Kecelakaan dipintu perlintasan kereta api adalah merupakan cerita lama yang masih kerap terjadi di negeri ini.. Peristiwa terlanggarnya kereta api oleh kendaraan bermotor di perlintasan bukan sekali atau duakali terjadi, namun sudah berulangkali terjadi dan telah memakan korban jiwa yang tidak sedikit.
Dalam peristiwa seperti itu , sering sekali pihak korban langsung menjadikan PT.KAI sebagai pihak yang bersalah dan pada perlintasan berpalang pintu tak jarang petugas yang bertugas di perlintasan tersebut dijadikan “bulan bulanan” keluarga korban dan kemudian dijadikan tersangka pada kecelakaan tersebut.
Keberadaan sejumlah perlintasan baik yang berpalang pintu ataupun yang tidak, serta baik perlintasan kereta api yang resmi ataupun tidak, seharusnya melepaskan pihak operator dan petugas pintu perlintasan dari jerat hukum melalui KUHP, hal tersebut tentunya didasari dengan UU yang menyatakan bahwa fungsi palang pintu bukan untuk mengamankan kendaraan, tapi hanya sebagai alat untuk mengamankan kereta api. Dalam perlintasan tersebut juga sudah terdapat rambu-rambu agar para pengendara berhati – hati.

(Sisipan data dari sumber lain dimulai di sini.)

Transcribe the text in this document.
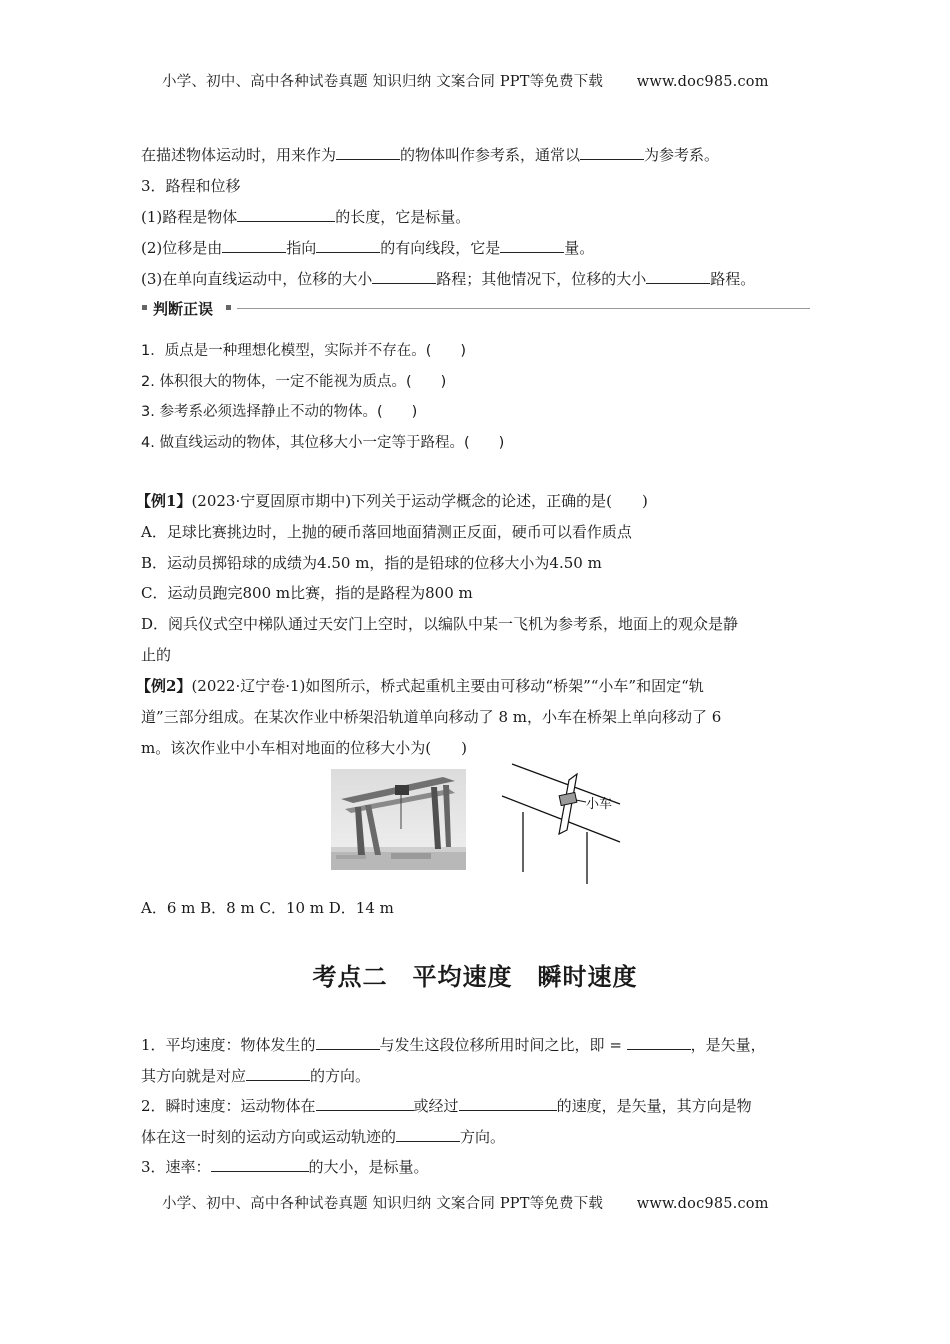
小学、初中、高中各种试卷真题 知识归纳 文案合同 PPT等免费下载 www.doc985.com
在描述物体运动时，用来作为	的物体叫作参考系，通常以	为参考系。
3．路程和位移
(1)路程是物体	的长度，它是标量。
(2)位移是由	指向	的有向线段，它是	量。
(3)在单向直线运动中，位移的大小	路程；其他情况下，位移的大小	路程。
判断正误
1．质点是一种理想化模型，实际并不存在。(　　)
2. 体积很大的物体，一定不能视为质点。(　　)
3. 参考系必须选择静止不动的物体。(　　)
4. 做直线运动的物体，其位移大小一定等于路程。(　　)
【例1】(2023·宁夏固原市期中)下列关于运动学概念的论述，正确的是(　　)
A．足球比赛挑边时，上抛的硬币落回地面猜测正反面，硬币可以看作质点
B．运动员掷铅球的成绩为4.50 m，指的是铅球的位移大小为4.50 m
C．运动员跑完800 m比赛，指的是路程为800 m
D．阅兵仪式空中梯队通过天安门上空时，以编队中某一飞机为参考系，地面上的观众是静
止的
【例2】(2022·辽宁卷·1)如图所示，桥式起重机主要由可移动“桥架”“小车”和固定“轨
道”三部分组成。在某次作业中桥架沿轨道单向移动了 8 m，小车在桥架上单向移动了 6
m。该次作业中小车相对地面的位移大小为(　　)
小车
A．6 m B．8 m C．10 m D．14 m
考点二　平均速度　瞬时速度
1．平均速度：物体发生的	与发生这段位移所用时间之比，即 =	，是矢量，
其方向就是对应	的方向。
2．瞬时速度：运动物体在	或经过	的速度，是矢量，其方向是物
体在这一时刻的运动方向或运动轨迹的	方向。
3．速率：	的大小，是标量。
小学、初中、高中各种试卷真题 知识归纳 文案合同 PPT等免费下载 www.doc985.com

Dengan berbagai kekhususan yang dimiliki oleh kereta api sudah sewajarnya jika kemudian perjalanan kereta api menjadi prioritas pada sejumlah jalan kereta api yang bersilangan dengan jalan raya, apalagi pada umumnya jalan kereta api dibangun jauh lebih dulu jika dibandingkan dengan jalan umum yang melintasi jalan kereta tersebut.
UU No 23 tahun 2007 tentang perkeretaapian pada Pasal 90 Ayat d jelas jelas juga mencantumkan bahwa penyelenggara prasarana perkeretaapian berhak dan berwenang mendahulukan perjalanan kereta api di perpotongan sebidang dengan jalan raya. Jelasnya, kereta api harus diprioritaskan lewat perlintasan.
Bahkan jika kita merunut lebih jauh dengan mengacu pada pasal 64 dan 65 pada PP 43/1993 tentang Prasarana dan Lalulintas Jalan, tersebut telah ditegaskan bahwa setiap pengemudi atau pemakai jalan harus/wajib mendahulukan kereta api. bahkan dari delapan prioritas jenis kendaraan, kereta api sendiri menempati urutan pertama dalam urutan/hirarki prioritas kendaraan yang harus didahulukan oleh pengguna jalan kemudian secara berurutan adalah kendaraan pemadam kebakaran yang tengah bertugas, Ambulans yang tengah mengangkut orang sakit , kendaraan penolong kecelakaan lalu lintas , kendaraan Kepala Negara atau Tamu Negara, iring-iringan jenazah, konvoi, pawai, atau kendaraan orang cacat, dan terakhir adalah kendaraan pengangkut barang khusus.
Kesalahan dalam Pemikiran .
Kecelakaan di perlintasan seharusnya dapat di pahami bukan sebagai kecelakaan kereta api namun merupakan kecelakaan lalulintas, karena kereta api berjalan di atas jalurnya sendiri yang secara kebetulan dipotong oleh jalur lalulintas kendaraan umum.
Keberadaan pintu perlintasan yang selama ini dianggap sebagai tanggung jawab PT.KAI sebenarnya harus diluruskan , karena pintu perlintasan sepenuhnya menjadi tanggung jawab dari pihak pemegang izin pembangunan perlintasan tersebut seperti tercantum pada Pasal 92 ayat 3 UU No.23 tahun 2007 yang tertulis : pembangunan, pengoprasian, perawatan, dan keselamatan perpotongan antara jalur kereta api dan jalan menjadi tanggung jawab pemegang izin.
Sementara itu seperti tercantum pada Pasal 94 ayat 1 tertulis : untuk keselamatan perjalanan kereta api dan pemakai jalan, perlintasan sebidang yang tidak memiliki ijin harus di tutup dan Pasal 94 ayat 2 UU No.23 tahun 2007 yang berbunyi : Penutupan perlintasan sebidang sebagaimana dimaksud pada ayat 1 dilakukan oleh pemerintah atau pemerintah daerah.
Demikian juga dengan Perlintasan baik sebidang ataupun tidak, resmi ataupun tidak , bukanlah merupakan tanggung jawab PT.KAI.